A Comissão de Constituição e Justiça e de Cidadania (CCJ) da Câmara dos Deputados aprovou o parecer ao Projeto de Lei 23/2026, conhecido como “Lei Suzane von Richthofen”, que amplia restrições ao recebimento de heranças por pessoas condenadas por homicídio contra familiares.
O texto aprovado na terça-feira (16/06), altera o Código Civil para estender o chamado instituto da indignidade aos parentes colaterais até o quarto grau. Na prática, a medida impede que pessoas condenadas por matar um familiar possam herdar bens de outros integrantes da mesma família, como irmãos, tios, sobrinhos e primos.
Apesar da aprovação na CCJ, a proposta ainda precisa cumprir outras etapas antes de entrar em vigor. O próximo passo depende de eventual apresentação de recurso para que o texto seja analisado pelo plenário da Câmara. Sem esse pedido, a matéria segue para o Senado.
Atualmente, a exclusão da herança por indignidade se aplica a casos em que o herdeiro comete homicídio doloso ou tentativa de homicídio contra o autor da herança, seu cônjuge, companheiro, ascendentes ou descendentes. O substitutivo aprovado pela comissão amplia esse alcance para incluir também parentes colaterais até o quarto grau.

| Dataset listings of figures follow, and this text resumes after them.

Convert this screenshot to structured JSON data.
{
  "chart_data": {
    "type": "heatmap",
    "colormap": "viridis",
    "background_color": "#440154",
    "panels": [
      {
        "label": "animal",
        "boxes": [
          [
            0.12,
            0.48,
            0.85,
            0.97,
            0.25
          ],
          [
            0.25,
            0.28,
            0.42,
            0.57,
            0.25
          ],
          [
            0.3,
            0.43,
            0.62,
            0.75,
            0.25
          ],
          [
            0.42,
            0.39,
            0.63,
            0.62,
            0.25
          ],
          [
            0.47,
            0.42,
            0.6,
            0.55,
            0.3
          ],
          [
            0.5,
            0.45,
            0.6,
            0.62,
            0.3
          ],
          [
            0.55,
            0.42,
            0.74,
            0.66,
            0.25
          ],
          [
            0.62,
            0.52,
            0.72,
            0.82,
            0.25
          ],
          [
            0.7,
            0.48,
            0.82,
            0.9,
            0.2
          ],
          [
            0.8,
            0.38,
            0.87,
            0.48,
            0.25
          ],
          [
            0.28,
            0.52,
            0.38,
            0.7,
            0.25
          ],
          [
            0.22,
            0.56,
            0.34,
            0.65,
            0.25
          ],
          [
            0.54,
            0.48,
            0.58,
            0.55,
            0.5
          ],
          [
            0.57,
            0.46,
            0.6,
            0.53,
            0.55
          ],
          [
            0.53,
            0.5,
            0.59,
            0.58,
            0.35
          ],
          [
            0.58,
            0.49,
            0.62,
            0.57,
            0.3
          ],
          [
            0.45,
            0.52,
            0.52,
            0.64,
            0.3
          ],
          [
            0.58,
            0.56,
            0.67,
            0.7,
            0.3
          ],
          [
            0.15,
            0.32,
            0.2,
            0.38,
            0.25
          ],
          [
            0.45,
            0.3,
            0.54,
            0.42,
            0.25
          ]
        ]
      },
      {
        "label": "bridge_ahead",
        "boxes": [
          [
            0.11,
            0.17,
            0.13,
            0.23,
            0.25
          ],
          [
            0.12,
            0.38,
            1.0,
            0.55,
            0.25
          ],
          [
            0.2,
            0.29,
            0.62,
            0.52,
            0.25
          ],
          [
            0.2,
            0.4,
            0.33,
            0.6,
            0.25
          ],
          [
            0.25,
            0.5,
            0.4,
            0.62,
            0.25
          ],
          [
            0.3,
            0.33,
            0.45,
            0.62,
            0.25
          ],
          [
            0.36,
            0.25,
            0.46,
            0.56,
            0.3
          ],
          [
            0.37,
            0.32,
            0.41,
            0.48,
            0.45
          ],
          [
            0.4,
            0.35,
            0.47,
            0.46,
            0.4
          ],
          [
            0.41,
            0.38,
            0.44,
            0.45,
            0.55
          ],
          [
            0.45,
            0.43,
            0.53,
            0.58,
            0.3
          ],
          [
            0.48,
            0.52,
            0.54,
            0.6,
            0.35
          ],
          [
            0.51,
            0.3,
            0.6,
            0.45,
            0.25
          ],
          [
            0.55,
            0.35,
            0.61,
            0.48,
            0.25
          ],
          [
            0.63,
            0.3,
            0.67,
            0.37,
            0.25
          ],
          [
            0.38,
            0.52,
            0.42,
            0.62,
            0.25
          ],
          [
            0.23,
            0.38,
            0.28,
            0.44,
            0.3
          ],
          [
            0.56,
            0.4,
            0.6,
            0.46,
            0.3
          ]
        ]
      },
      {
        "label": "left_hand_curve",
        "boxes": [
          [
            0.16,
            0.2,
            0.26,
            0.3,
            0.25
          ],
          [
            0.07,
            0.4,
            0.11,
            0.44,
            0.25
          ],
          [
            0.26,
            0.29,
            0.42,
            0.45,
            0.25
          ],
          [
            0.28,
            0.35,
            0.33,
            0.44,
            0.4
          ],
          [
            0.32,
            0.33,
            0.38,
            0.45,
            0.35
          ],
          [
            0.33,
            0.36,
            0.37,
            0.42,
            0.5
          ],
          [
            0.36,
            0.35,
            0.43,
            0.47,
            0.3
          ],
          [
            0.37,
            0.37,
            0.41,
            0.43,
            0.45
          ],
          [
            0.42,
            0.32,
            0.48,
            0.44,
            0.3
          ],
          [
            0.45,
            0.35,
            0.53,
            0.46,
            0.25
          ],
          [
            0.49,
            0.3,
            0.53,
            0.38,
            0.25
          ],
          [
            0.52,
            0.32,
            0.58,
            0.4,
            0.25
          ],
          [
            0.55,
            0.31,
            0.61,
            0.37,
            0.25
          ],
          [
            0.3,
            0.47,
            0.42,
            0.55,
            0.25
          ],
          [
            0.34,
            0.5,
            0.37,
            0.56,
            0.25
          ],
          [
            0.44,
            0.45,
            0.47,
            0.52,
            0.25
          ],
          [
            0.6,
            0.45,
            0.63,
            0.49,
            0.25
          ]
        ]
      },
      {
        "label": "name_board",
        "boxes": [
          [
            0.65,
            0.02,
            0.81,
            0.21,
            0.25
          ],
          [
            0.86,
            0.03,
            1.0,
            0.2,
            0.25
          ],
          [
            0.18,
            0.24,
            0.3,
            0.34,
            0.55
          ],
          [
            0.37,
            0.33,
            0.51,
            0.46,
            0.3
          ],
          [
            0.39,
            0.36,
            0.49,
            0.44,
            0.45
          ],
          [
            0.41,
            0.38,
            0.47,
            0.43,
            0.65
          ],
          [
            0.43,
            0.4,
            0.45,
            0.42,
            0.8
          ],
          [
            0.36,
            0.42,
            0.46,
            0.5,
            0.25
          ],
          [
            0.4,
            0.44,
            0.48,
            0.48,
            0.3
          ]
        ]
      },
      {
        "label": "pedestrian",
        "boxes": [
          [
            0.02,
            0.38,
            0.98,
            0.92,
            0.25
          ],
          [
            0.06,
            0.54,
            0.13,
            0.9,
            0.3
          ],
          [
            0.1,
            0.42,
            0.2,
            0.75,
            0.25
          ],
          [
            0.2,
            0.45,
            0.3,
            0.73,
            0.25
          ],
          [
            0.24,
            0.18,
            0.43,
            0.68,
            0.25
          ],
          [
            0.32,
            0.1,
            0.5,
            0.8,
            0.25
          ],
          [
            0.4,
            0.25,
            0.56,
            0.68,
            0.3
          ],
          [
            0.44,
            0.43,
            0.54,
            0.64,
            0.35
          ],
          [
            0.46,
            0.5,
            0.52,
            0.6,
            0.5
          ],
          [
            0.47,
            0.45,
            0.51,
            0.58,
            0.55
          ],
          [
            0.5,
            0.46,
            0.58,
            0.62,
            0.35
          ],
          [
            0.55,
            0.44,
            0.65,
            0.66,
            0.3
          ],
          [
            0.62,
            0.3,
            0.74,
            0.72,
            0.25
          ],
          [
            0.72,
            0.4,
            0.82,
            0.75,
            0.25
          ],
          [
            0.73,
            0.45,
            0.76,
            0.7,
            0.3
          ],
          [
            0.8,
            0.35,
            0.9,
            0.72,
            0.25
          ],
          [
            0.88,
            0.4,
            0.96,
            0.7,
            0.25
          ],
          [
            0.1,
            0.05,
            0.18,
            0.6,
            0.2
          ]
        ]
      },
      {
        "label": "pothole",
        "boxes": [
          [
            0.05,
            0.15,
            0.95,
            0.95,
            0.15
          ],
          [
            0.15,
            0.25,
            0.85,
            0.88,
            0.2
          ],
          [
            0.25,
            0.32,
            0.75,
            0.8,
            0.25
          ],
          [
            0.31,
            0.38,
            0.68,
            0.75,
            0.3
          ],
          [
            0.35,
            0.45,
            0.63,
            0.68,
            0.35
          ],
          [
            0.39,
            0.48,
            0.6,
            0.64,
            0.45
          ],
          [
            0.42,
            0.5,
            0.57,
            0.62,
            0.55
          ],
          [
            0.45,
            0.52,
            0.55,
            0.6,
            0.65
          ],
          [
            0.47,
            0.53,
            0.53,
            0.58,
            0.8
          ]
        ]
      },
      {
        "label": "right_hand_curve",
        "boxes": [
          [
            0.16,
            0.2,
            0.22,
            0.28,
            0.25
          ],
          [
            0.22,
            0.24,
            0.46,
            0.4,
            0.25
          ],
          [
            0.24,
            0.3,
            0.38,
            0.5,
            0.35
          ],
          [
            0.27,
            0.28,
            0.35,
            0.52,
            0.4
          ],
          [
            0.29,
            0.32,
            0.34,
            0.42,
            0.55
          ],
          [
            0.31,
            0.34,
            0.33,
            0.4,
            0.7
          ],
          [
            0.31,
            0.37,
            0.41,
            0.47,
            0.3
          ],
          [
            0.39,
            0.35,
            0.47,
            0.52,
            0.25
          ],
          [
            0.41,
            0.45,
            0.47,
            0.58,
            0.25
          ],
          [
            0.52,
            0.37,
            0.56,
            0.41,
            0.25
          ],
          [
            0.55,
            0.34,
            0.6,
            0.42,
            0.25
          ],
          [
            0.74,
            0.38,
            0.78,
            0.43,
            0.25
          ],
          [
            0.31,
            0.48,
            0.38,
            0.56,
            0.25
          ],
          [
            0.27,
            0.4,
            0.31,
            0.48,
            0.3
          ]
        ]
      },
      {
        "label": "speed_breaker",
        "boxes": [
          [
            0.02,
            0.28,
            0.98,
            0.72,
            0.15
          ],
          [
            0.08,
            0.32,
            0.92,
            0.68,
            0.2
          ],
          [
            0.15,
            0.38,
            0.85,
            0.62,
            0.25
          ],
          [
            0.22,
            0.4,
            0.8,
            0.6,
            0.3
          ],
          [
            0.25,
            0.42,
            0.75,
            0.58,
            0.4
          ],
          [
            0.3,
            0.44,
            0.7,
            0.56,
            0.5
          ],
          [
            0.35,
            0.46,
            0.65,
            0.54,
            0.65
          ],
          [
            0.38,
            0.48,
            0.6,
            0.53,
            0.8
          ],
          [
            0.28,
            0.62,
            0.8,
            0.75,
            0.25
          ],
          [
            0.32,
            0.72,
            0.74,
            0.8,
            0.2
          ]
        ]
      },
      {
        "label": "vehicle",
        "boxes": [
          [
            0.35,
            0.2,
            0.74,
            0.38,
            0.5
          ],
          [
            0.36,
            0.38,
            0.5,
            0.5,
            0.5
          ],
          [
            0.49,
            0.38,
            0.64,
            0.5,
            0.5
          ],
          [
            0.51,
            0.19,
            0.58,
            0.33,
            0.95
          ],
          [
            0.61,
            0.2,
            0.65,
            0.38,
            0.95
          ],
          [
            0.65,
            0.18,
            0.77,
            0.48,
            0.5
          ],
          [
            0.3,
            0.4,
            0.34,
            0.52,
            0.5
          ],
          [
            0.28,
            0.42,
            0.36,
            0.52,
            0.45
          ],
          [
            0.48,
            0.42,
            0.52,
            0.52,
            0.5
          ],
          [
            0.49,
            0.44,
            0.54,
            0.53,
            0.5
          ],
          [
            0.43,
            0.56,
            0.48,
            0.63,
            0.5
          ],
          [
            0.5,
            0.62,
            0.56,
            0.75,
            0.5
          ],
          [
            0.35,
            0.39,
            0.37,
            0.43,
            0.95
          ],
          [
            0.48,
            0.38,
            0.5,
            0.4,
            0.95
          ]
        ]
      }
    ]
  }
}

A proposta recebeu o apelido de “Lei Suzane von Richthofen” em referência ao caso de Suzane von Richthofen, condenada pelo assassinato dos pais em 2002. O tema voltou ao debate após a repercussão da possibilidade legal de ela herdar parte do patrimônio deixado por um tio.
No parecer aprovado pela CCJ, a relatora Laura Carneiro (PSD-RJ) afirma que a legislação atual permite uma situação “gravemente atentatória à moralidade, à solidariedade familiar e à boa-fé que deve reger as relações familiares”. A deputada sustenta que a mudança corrige omissão do Código Civil e evita que autores de crimes contra parentes obtenham benefícios patrimoniais decorrentes desses atos.
A relatora manteve a ampliação do instituto da indignidade, mas rejeitou propostas que ampliavam excessivamente as hipóteses de exclusão da herança. Segundo o parecer, algumas mudanças poderiam gerar consequências desproporcionais, como perda do direito sucessório em razão de crimes sem relação direta com a sucessão familiar.